Intanto, il carrarmato. Luciano Franceschi non era della compagnia, arrivò in piazza San Marco la mattina dopo, quando i nove (più i due ideologi) erano già stati arrestati. E non aveva preso parte alle incursioni via etere nel Tg1 nel padovano (un po’ alla Benigni/Arbore), che aveva avuto l’eco dei giornali. Ma era stato condannato a 16 anni di carcere per aver sparato al direttore di una banca, dichiarandosi poi prigioniero politico. A quel direttore scriverà anche una lettera, non proprio di scuse, ma per spiegargli come in quel momento – gli aveva negato un prestito – la sua era “lotta armata per la liberazione delle terre venete dal colonizzatore italiano. Colonizzatore che ha usato lei come pedina del potere che si esercita col denaro”.
Una perizia psichiatrica nel carcere di Verona dichiara che “solo in alcuni momenti è stato possibile condurre colloqui clinici, che hanno evidenziato ferme convinzioni assimilabili al fanatismo politico che sconfinano nel delirio lucido e che lo hanno orientato verso scelte di vita fuori dai canoni della legalità. Alle valutazioni sono emersi i lineamenti di una personalità che aderisce incondizionatamente a una realtà ideale, che difende con cieca passione, incurante delle conseguenze del suo comportamento sul piano fisico e psicologico”.
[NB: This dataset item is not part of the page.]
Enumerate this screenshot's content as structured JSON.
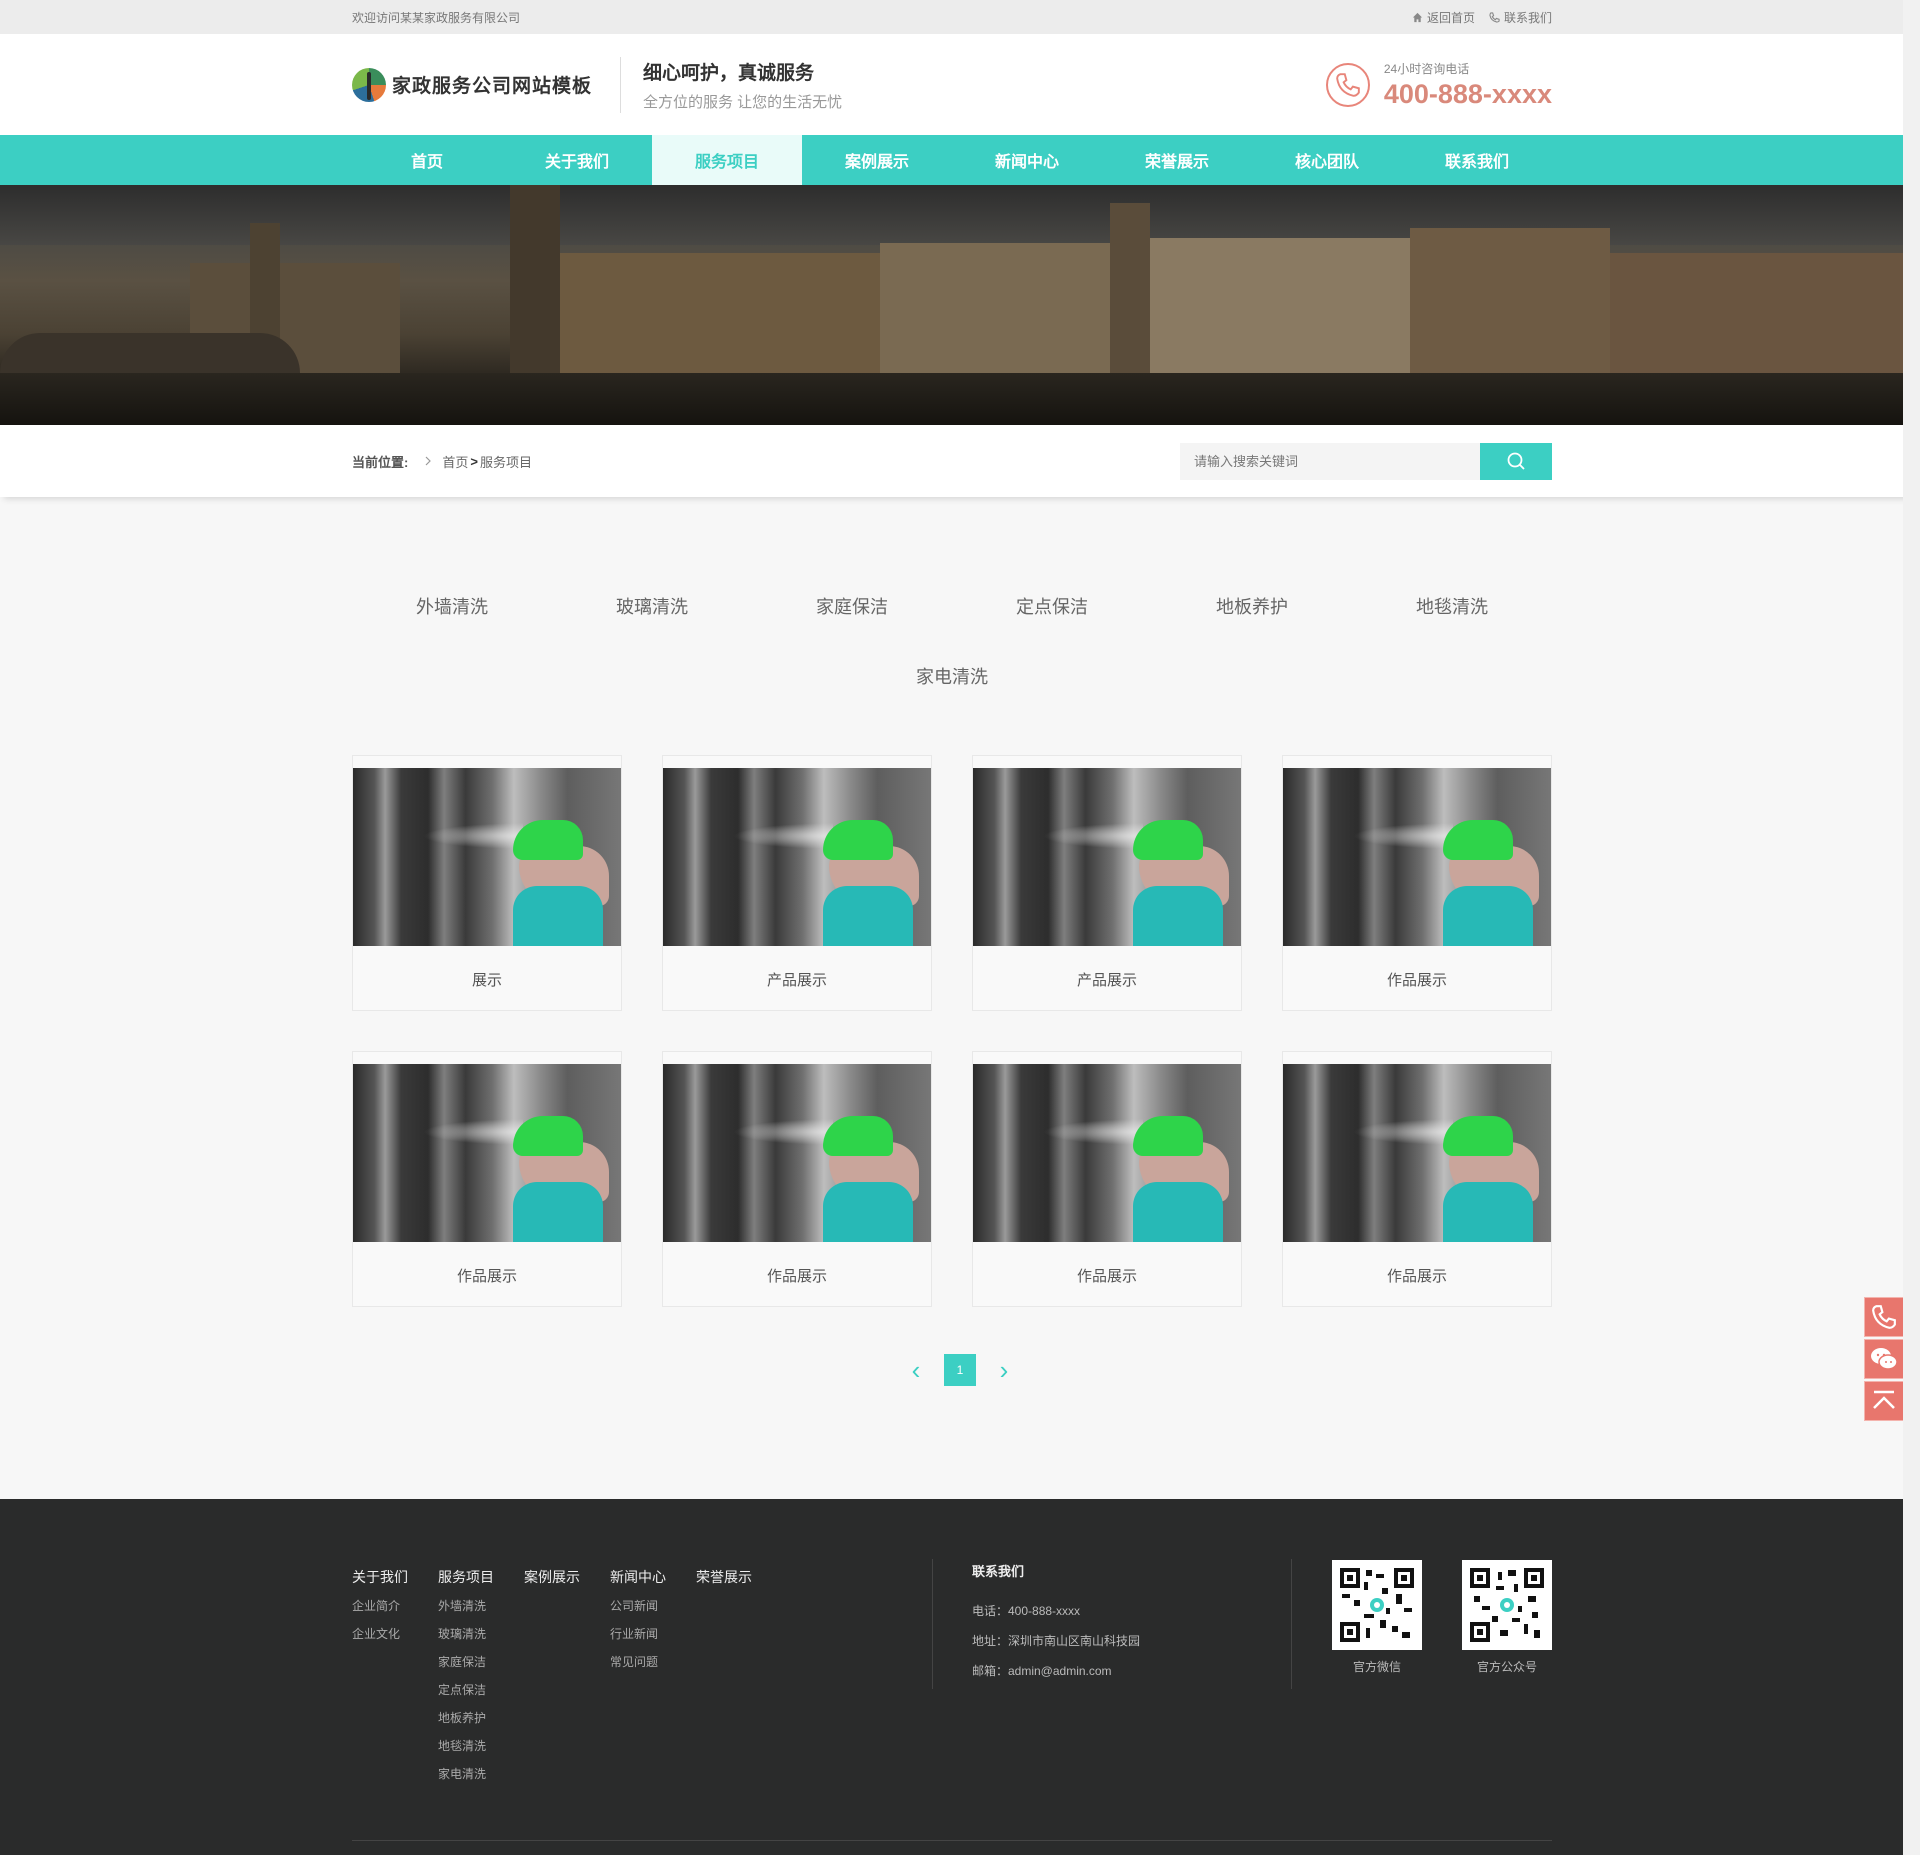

Il fatto è, come si racconta nel libro, che Franceschi le leggi italiane non le rispetta, ma le scrive, quelle per la Repubblica Serenissima, che non riconosce il Tribunale italiano, ma ne governa uno, eletto per la Serenissima, eccetera eccetera eccetera. È senz’altro un capopolo, persino in carcere riesce a costituire un sindacato dei detenuti. E in tutto ciò la sua è la storia di un grandissimo lavoratore, con la bottega di alimentari in centro a Borgoricco, l’azienda casearia, l’allevamento dei maiali… In una famiglia generosa, dove viene addirittura costruita una stanza in casa per togliere dall’indigenza assoluta una donna di quarant’anni con le capacità di una bimba…
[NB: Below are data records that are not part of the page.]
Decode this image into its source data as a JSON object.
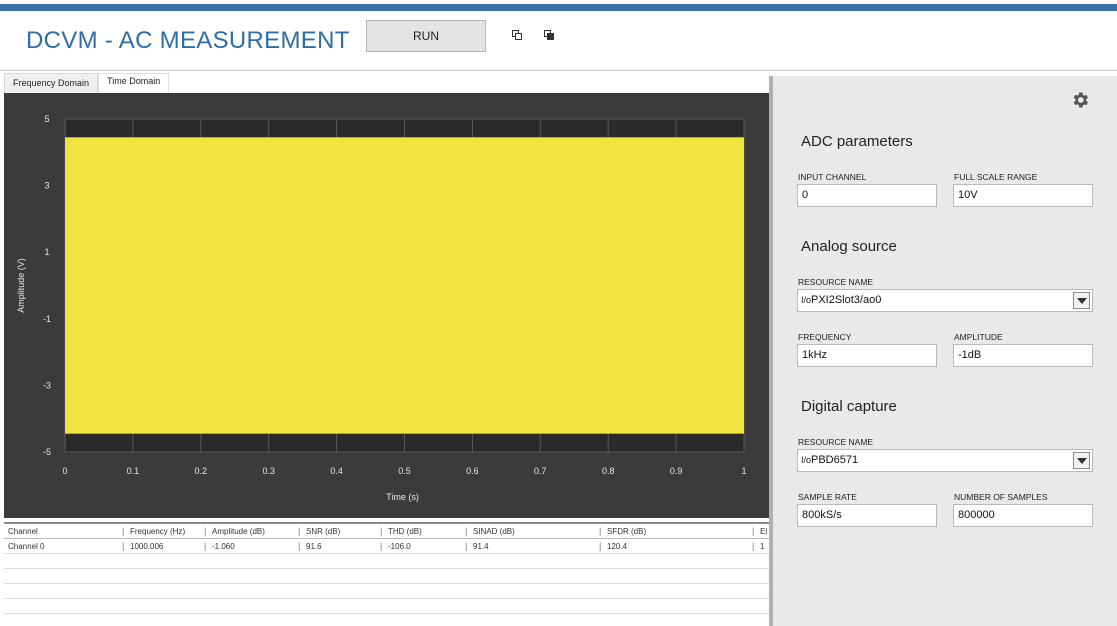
{
  "app": {
    "title": "DCVM  -  AC MEASUREMENT",
    "run_label": "RUN",
    "accent_color": "#3c74a8"
  },
  "icons": [
    "restore-window-icon",
    "restore-window-filled-icon",
    "gear-icon",
    "io-channel-icon",
    "dropdown-arrow-icon"
  ],
  "tabs": [
    {
      "label": "Frequency Domain",
      "active": false
    },
    {
      "label": "Time Domain",
      "active": true
    }
  ],
  "chart_data": {
    "type": "area",
    "title": "",
    "xlabel": "Time (s)",
    "ylabel": "Amplitude (V)",
    "xlim": [
      0,
      1
    ],
    "ylim": [
      -5,
      5
    ],
    "x_ticks": [
      "0",
      "0.1",
      "0.2",
      "0.3",
      "0.4",
      "0.5",
      "0.6",
      "0.7",
      "0.8",
      "0.9",
      "1"
    ],
    "y_ticks": [
      "5",
      "3",
      "1",
      "-1",
      "-3",
      "-5"
    ],
    "grid": true,
    "series": [
      {
        "color": "#f0e43e",
        "upper": 4.45,
        "lower": -4.45
      }
    ],
    "plot_background": "#2a2a2a"
  },
  "results_table": {
    "columns": [
      "Channel",
      "Frequency (Hz)",
      "Amplitude (dB)",
      "SNR (dB)",
      "THD (dB)",
      "SINAD (dB)",
      "SFDR (dB)",
      "El"
    ],
    "rows": [
      [
        "Channel 0",
        "1000.006",
        "-1.060",
        "91.6",
        "-106.0",
        "91.4",
        "120.4",
        "1"
      ]
    ]
  },
  "settings": {
    "adc": {
      "title": "ADC parameters",
      "input_channel_label": "INPUT CHANNEL",
      "input_channel_value": "0",
      "full_scale_label": "FULL SCALE RANGE",
      "full_scale_value": "10V"
    },
    "analog": {
      "title": "Analog source",
      "resource_label": "RESOURCE NAME",
      "resource_value": "PXI2Slot3/ao0",
      "frequency_label": "FREQUENCY",
      "frequency_value": "1kHz",
      "amplitude_label": "AMPLITUDE",
      "amplitude_value": "-1dB"
    },
    "digital": {
      "title": "Digital capture",
      "resource_label": "RESOURCE NAME",
      "resource_value": "PBD6571",
      "sample_rate_label": "SAMPLE RATE",
      "sample_rate_value": "800kS/s",
      "num_samples_label": "NUMBER OF SAMPLES",
      "num_samples_value": "800000"
    }
  }
}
E sono proprio i maiali gli altri protagonisti della storia, che a volte sono cannibali e perciò bisogna stare attenti che non abbiano un prolasso intestinale, sarebbe la loro fine; ma altre volte vengono proprio rubati e macellati nel campo fuori dal capannone, così che Luciano Franceschi e il fratello la notte montano la guardia al buio… E poi il casearo, che deve essere esperto, perché la forma di formaggio non sia troppo dura o troppo molle, e quella è un’arte: e anche se tutta la famiglia ha sempre vissuto tra i formaggi, non basta per fare buone caciotte. E poi la bottega, dove c’è tutto ma di qualità, nonostante la concorrenza del supermercato sia ormai feroce.
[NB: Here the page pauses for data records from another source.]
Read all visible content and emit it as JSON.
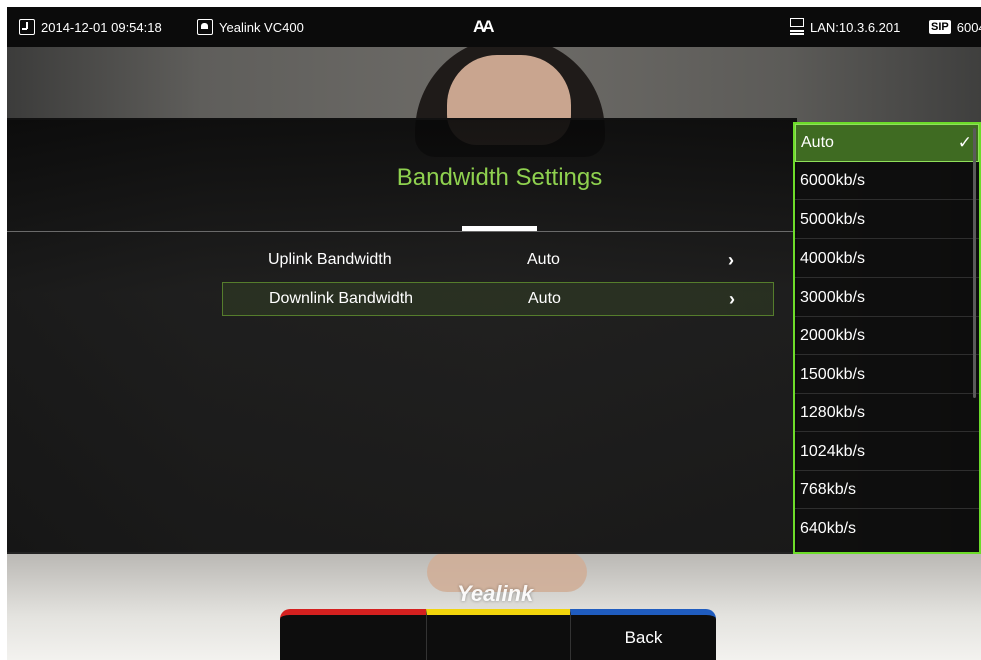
{
  "status_bar": {
    "datetime": "2014-12-01 09:54:18",
    "device_name": "Yealink VC400",
    "font_icon_text": "AA",
    "lan": "LAN:10.3.6.201",
    "sip_badge": "SIP",
    "sip_account": "6004"
  },
  "panel": {
    "title": "Bandwidth Settings",
    "rows": [
      {
        "label": "Uplink Bandwidth",
        "value": "Auto",
        "arrow": "›"
      },
      {
        "label": "Downlink Bandwidth",
        "value": "Auto",
        "arrow": "›"
      }
    ]
  },
  "dropdown": {
    "selected_index": 0,
    "check_mark": "✓",
    "options": [
      "Auto",
      "6000kb/s",
      "5000kb/s",
      "4000kb/s",
      "3000kb/s",
      "2000kb/s",
      "1500kb/s",
      "1280kb/s",
      "1024kb/s",
      "768kb/s",
      "640kb/s"
    ]
  },
  "logo": "Yealink",
  "softkeys": {
    "red": "",
    "yellow": "",
    "blue": "Back"
  },
  "colors": {
    "title_green": "#8fd14f",
    "dropdown_border": "#6ddc2a",
    "selected_bg": "#3f6b22",
    "softkey_red": "#d4201f",
    "softkey_yellow": "#f1d40c",
    "softkey_blue": "#1f5cbf"
  }
}
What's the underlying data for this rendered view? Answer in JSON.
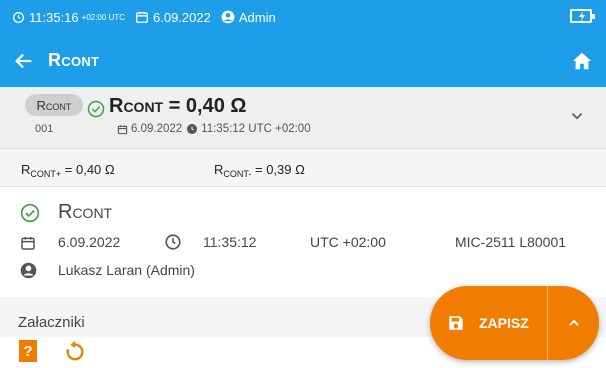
{
  "status_bar": {
    "time": "11:35:16",
    "timezone": "+02:00 UTC",
    "date": "6.09.2022",
    "user": "Admin",
    "icons": [
      "clock-icon",
      "calendar-icon",
      "account-icon",
      "battery-charging-icon"
    ]
  },
  "app_bar": {
    "title": "Rcont",
    "icons": [
      "back-arrow-icon",
      "home-icon"
    ]
  },
  "summary": {
    "chip_label": "Rcont",
    "chip_number": "001",
    "value_name": "Rcont",
    "value_text": " = 0,40 Ω",
    "date": "6.09.2022",
    "time": "11:35:12 UTC +02:00",
    "icons": [
      "check-circle-icon",
      "calendar-icon",
      "clock-icon",
      "chevron-down-icon"
    ]
  },
  "params": [
    {
      "base": "R",
      "sub": "CONT+",
      "value": " = 0,40 Ω"
    },
    {
      "base": "R",
      "sub": "CONT-",
      "value": " = 0,39 Ω"
    }
  ],
  "detail": {
    "title": "Rcont",
    "date": "6.09.2022",
    "time": "11:35:12",
    "utc": "UTC +02:00",
    "device": "MIC-2511 L80001",
    "user": "Lukasz Laran (Admin)"
  },
  "attachments": {
    "label": "Załaczniki"
  },
  "fab": {
    "save_label": "ZAPISZ"
  },
  "colors": {
    "primary": "#1e9ee9",
    "accent": "#f07d00",
    "ok": "#43a047"
  }
}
Il libro di Enrico Prevedello avanza come i ricordi, e come i ricordi innesca improvvise retromarce, per raccontare Borgoricco e le avventure da bambini, il disco pesante di legno lanciato per errore su un capannone dove lavorano i cinesi (tutto segreto, tutto abusivo), le avventure da ragazzi, con il gruppo metal-rock con cui suona nei locali dove si spaccia e dove si fa sesso “al piano di sopra”, le puntine sulla sedia del professore e le nottate a giocare con i primi videogiochi, i lavori dell’estate nei campi di tabacco. Per raccontare i boschi dove compaiono case fantasma e i ruscelli dove cresce melma dal colore malato. E dove duecento anni dopo sognano ancora la Repubblica marinara di Venezia.